U.S. Senate measure to end Trump’s Canada tariffs may pass with GOP support
Global News
The vote on the Democratic measure comes as Trump is due to announce his so-called 'reciprocal' tariff plan that seeks to reorient global trade.
The U.S. Senate on Wednesday is set to consider a measure to end the emergency justification used by President Donald Trump to impose sweeping tariffs on Canada — and enough Republicans may vote to ensure the resolution passes.
The vote on the Democratic measure comes as Trump is due to announce his so-called “reciprocal” tariff plan that seeks to reorient global trade, an action the U.S. president has taken to calling “Liberation Day.”

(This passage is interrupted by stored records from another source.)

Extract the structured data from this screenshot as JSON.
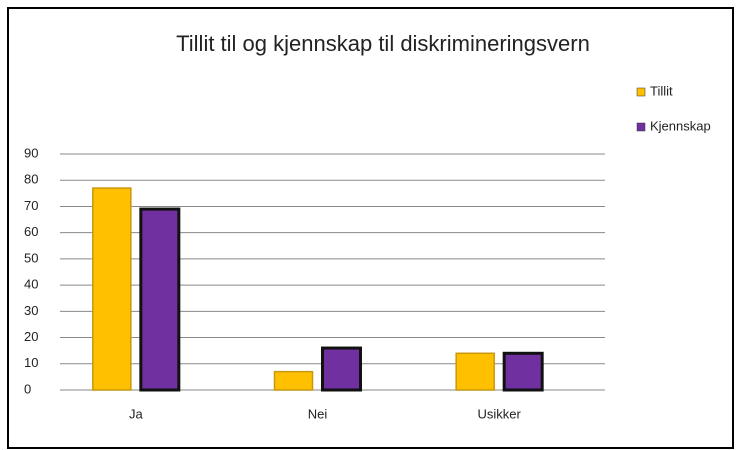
{
  "chart_data": {
    "type": "bar",
    "title": "Tillit til og kjennskap til diskrimineringsvern",
    "categories": [
      "Ja",
      "Nei",
      "Usikker"
    ],
    "series": [
      {
        "name": "Tillit",
        "color": "#ffc000",
        "values": [
          77,
          7,
          14
        ]
      },
      {
        "name": "Kjennskap",
        "color": "#7030a0",
        "values": [
          69,
          16,
          14
        ]
      }
    ],
    "ylim": [
      0,
      90
    ],
    "yticks": [
      0,
      10,
      20,
      30,
      40,
      50,
      60,
      70,
      80,
      90
    ],
    "grid": true,
    "legend": "right"
  }
}
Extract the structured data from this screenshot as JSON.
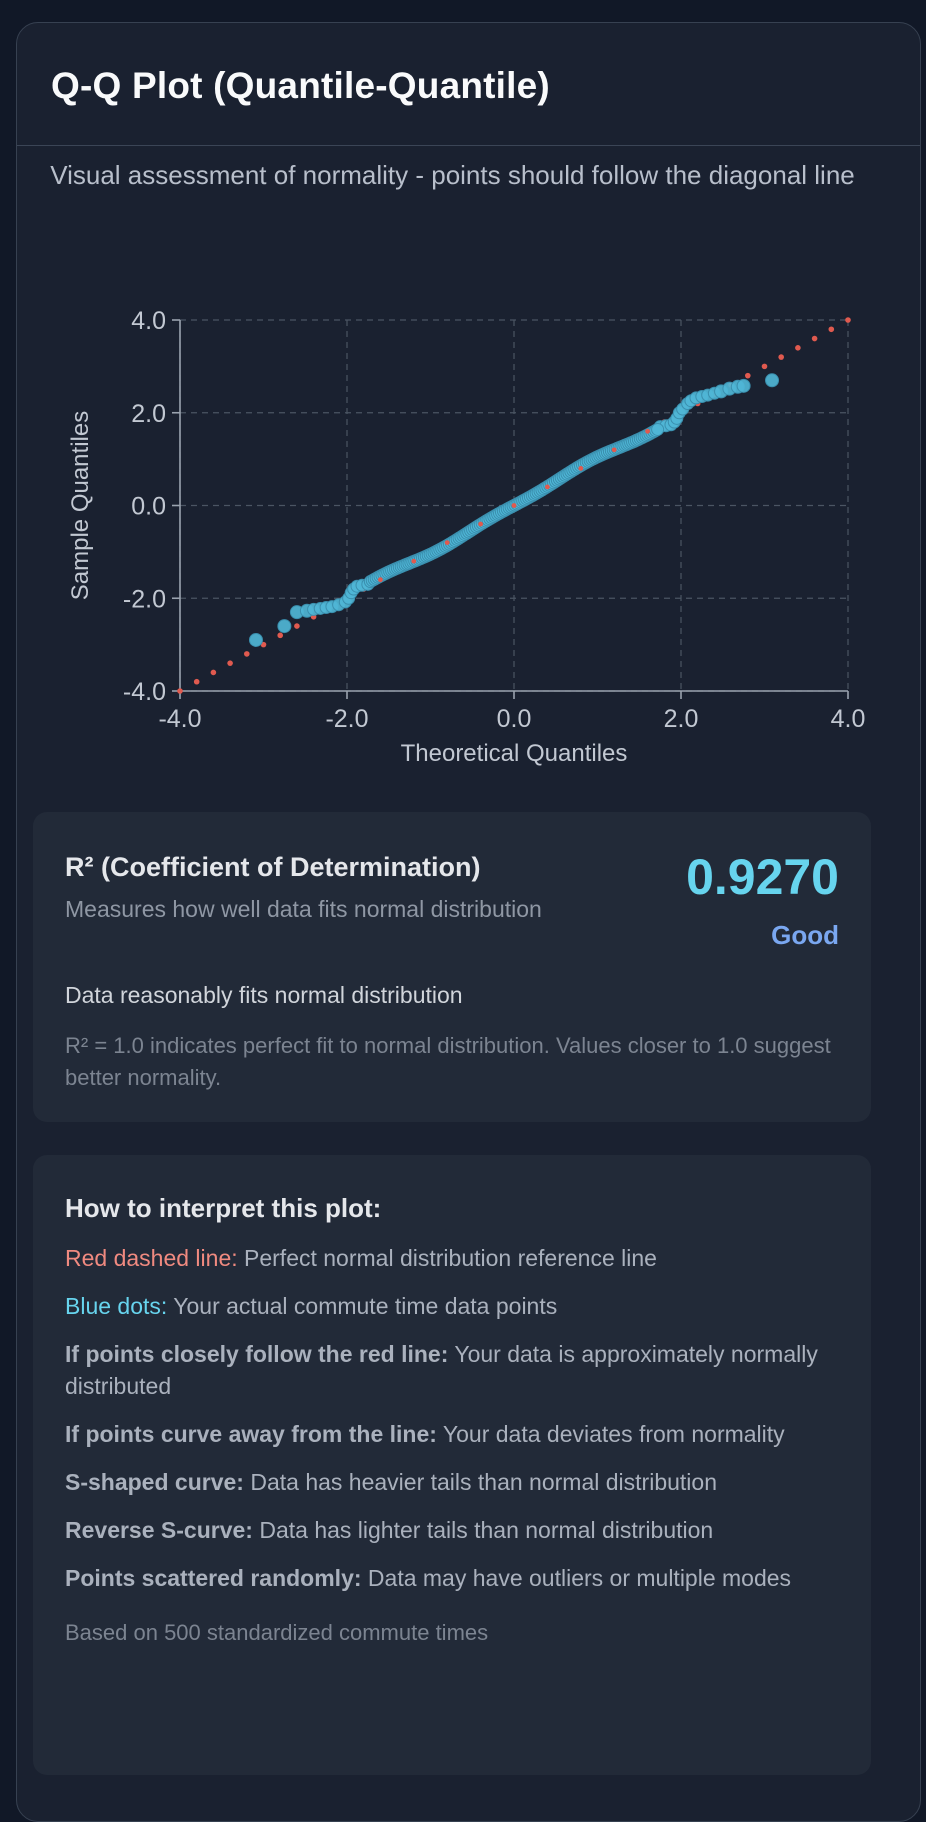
{
  "card": {
    "title": "Q-Q Plot (Quantile-Quantile)",
    "subtitle": "Visual assessment of normality - points should follow the diagonal line"
  },
  "chart_data": {
    "type": "scatter",
    "xlabel": "Theoretical Quantiles",
    "ylabel": "Sample Quantiles",
    "xlim": [
      -4.0,
      4.0
    ],
    "ylim": [
      -4.0,
      4.0
    ],
    "x_ticks": [
      "-4.0",
      "-2.0",
      "0.0",
      "2.0",
      "4.0"
    ],
    "y_ticks": [
      "4.0",
      "2.0",
      "0.0",
      "-2.0",
      "-4.0"
    ],
    "grid": true,
    "reference_line": {
      "name": "Red dashed line",
      "color": "#e05a4f",
      "from": [
        -4.0,
        -4.0
      ],
      "to": [
        4.0,
        4.0
      ]
    },
    "series": [
      {
        "name": "Blue dots",
        "color": "#4fb6d6",
        "sample_count": 500,
        "outer_points": [
          [
            -3.09,
            -2.9
          ],
          [
            -2.75,
            -2.6
          ],
          [
            -2.6,
            -2.3
          ],
          [
            -2.48,
            -2.27
          ],
          [
            -2.4,
            -2.24
          ],
          [
            -2.32,
            -2.22
          ],
          [
            -2.25,
            -2.2
          ],
          [
            -2.18,
            -2.18
          ],
          [
            -2.1,
            -2.14
          ],
          [
            -2.02,
            -2.08
          ],
          [
            -1.98,
            -2.0
          ],
          [
            -1.95,
            -1.88
          ],
          [
            -1.92,
            -1.8
          ],
          [
            -1.88,
            -1.74
          ],
          [
            -1.82,
            -1.72
          ],
          [
            -1.75,
            -1.7
          ],
          [
            1.75,
            1.7
          ],
          [
            1.82,
            1.72
          ],
          [
            1.88,
            1.74
          ],
          [
            1.92,
            1.8
          ],
          [
            1.95,
            1.88
          ],
          [
            1.98,
            2.0
          ],
          [
            2.02,
            2.08
          ],
          [
            2.08,
            2.2
          ],
          [
            2.12,
            2.26
          ],
          [
            2.18,
            2.32
          ],
          [
            2.25,
            2.35
          ],
          [
            2.32,
            2.38
          ],
          [
            2.4,
            2.42
          ],
          [
            2.48,
            2.46
          ],
          [
            2.58,
            2.52
          ],
          [
            2.68,
            2.56
          ],
          [
            2.75,
            2.58
          ],
          [
            3.09,
            2.7
          ]
        ],
        "core_range": [
          -1.72,
          1.72
        ]
      }
    ]
  },
  "r2": {
    "title": "R² (Coefficient of Determination)",
    "description": "Measures how well data fits normal distribution",
    "value": "0.9270",
    "rating": "Good",
    "verdict": "Data reasonably fits normal distribution",
    "note": "R² = 1.0 indicates perfect fit to normal distribution. Values closer to 1.0 suggest better normality."
  },
  "interpretation": {
    "title": "How to interpret this plot:",
    "items": [
      {
        "label": "Red dashed line:",
        "text": " Perfect normal distribution reference line"
      },
      {
        "label": "Blue dots:",
        "text": " Your actual commute time data points"
      },
      {
        "label": "If points closely follow the red line:",
        "text": " Your data is approximately normally distributed"
      },
      {
        "label": "If points curve away from the line:",
        "text": " Your data deviates from normality"
      },
      {
        "label": "S-shaped curve:",
        "text": " Data has heavier tails than normal distribution"
      },
      {
        "label": "Reverse S-curve:",
        "text": " Data has lighter tails than normal distribution"
      },
      {
        "label": "Points scattered randomly:",
        "text": " Data may have outliers or multiple modes"
      }
    ],
    "footer": "Based on 500 standardized commute times"
  }
}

Wednesday is also the day when a temporary exemption on some products from the earlier 25 per cent tariffs on Canadian goods is set to expire. Yet it still wasn’t clear before Trump’s announcement if those tariffs — meant to address what the White House claims is a failure to stop the flow of fentanyl into the U.S. — will return.

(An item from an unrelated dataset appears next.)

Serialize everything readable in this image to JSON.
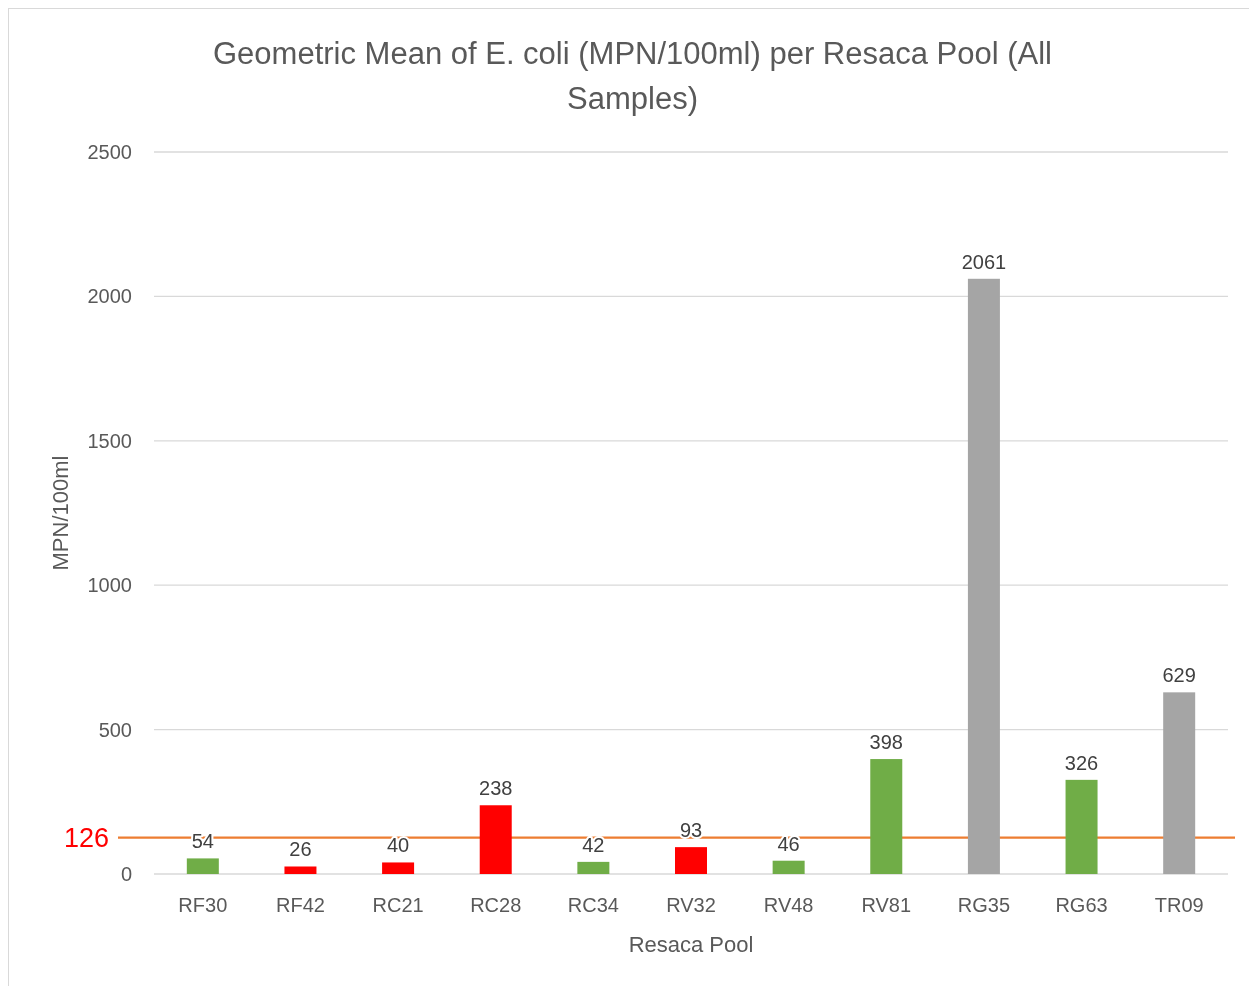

Democratic Sen. Tim Kaine of Virginia said his resolution, which has backing from other Democrats and even some Republicans, addresses the fact that Canada is not a top source of fentanyl in the U.S. and that tariffs on Canadian goods will lead to higher prices and economic costs for Americans.
“No one in this chamber … would dispute that fentanyl is a massive problem, and indeed an emergency,” Kaine said on the Senate floor Wednesday ahead of the vote.
“But … calling it a Canadian emergency and putting the same tariffs on Canadian products as we put on Mexican (products) is an invented emergency, not a real emergency.”
The U.S. Intelligence Community’s Annual Threat Assessment report, released last week, does not mention Canada in its section on illicit drugs and fentanyl — an omission Kaine repeatedly highlighted.
A small fraction of the fentanyl that comes into the U.S. enters from Canada. U.S. Customs and Border Protection seized just under 20 kilograms of fentanyl at the northern border during the 2024 fiscal year, and authorities have seized about half a kilogram since January, according to federal data.